L’enjeu de l’aggravation de la crise climatique n’est pas seulement notre confort, mais aussi l’accès aux ressources collectives de la terre, à l’eau, à la terre et à l’air pur, ainsi que le déplacement massif de millions de personnes qui deviendront des réfugiés climatiques.
Les climatologues sont particulièrement préoccupés par l’effet du changement climatique sur le cycle de l’eau de la planète. La hausse des températures a entraîné une augmentation de la quantité de vapeur d’eau contenue dans l’atmosphère, ce qui rend la disponibilité de l’eau très difficile à prévoir. Cela peut entraîner à la fois des pluies torrentielles plus intenses et des sécheresses plus graves.

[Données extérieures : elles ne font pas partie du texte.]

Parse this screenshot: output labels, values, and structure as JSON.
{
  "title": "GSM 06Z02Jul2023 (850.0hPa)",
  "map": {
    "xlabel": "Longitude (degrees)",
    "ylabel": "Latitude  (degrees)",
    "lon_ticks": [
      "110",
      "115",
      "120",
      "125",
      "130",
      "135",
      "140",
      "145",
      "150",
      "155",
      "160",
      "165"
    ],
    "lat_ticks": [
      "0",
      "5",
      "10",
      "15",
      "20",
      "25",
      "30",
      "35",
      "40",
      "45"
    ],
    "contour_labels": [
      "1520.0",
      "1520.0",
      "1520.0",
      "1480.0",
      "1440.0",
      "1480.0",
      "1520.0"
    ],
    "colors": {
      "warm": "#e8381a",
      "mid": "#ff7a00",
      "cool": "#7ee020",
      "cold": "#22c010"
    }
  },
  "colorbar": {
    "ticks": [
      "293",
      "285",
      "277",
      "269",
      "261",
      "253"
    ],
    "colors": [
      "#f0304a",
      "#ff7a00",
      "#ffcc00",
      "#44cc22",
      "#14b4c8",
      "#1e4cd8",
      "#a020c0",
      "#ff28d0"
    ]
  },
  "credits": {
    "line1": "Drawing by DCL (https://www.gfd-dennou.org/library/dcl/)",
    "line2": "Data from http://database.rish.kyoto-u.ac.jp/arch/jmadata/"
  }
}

Bien que les tempêtes tropicales, les ouragans et les pluies de mousson fassent partie du régime météorologique normal des États-Unis, l’augmentation de la fréquence et de la gravité de ces phénomènes entraînent des inondations plus intenses qui menacent la qualité générale de notre eau. En effet, les eaux d’inondation recueillent les eaux usées, les pesticides, l’huile de moteur, les eaux usées industrielles et toutes sortes de contaminants et les rejettent directement dans nos cours d’eau. En 2014, l’ouragan Sandy a inondé 10 des 14 stations d’épuration des eaux usées de la ville de New York, provoquant le rejet d’eaux usées partiellement traitées ou non traitées dans les cours d’eau locaux.
Les entreprises sont responsables
Quand Al Gore a sorti Une vérité qui dérange en 2006, il a eu un effet retentissant, expliquant en termes simples la science derrière le réchauffement climatique et le danger que cela représente pour l’humanité. Ce film a lancé un réel débat étant donné que pendant des décennies, les grandes entreprises se sont engagées dans une campagne déterminée pour cacher les faits sur le changement climatique afin d’éviter toute perturbation de leurs activités extrêmement rentables. Cette campagne écœurante a sans doute déjà causé la mort de milliers de personnes.
La conclusion d’Al Gore, c’est que le ralentissement ou l’inversion des effets du changement climatique reposent sur les épaules des individus et leurs choix de consommation. Changez vos ampoules, prenez des douches plus courtes, achetez une voiture hybride, n’utilisez pas de pailles en plastique. Bien que certains de ces changements à notre consommation quotidienne pourraient avoir un impact, même si tout le monde aux États-Unis suivait chaque suggestion d’Une vérité qui dérange, les émissions de carbone aux États-Unis ne diminueraient que de 22 % ! Le consensus scientifique est qu’il doit être réduit de 75 % à l’échelle mondiale. D’où la question de savoir qui sont les véritables responsables de la crise climatique et comment les affronter ?
Les rapports ont révélé que 100 entreprises sont à elles seules responsables de 71 % des émissions mondiales depuis 1988, la plupart d’entre elles étant des sociétés productrices de charbon et de pétrole comme Exxon, Shell et BP.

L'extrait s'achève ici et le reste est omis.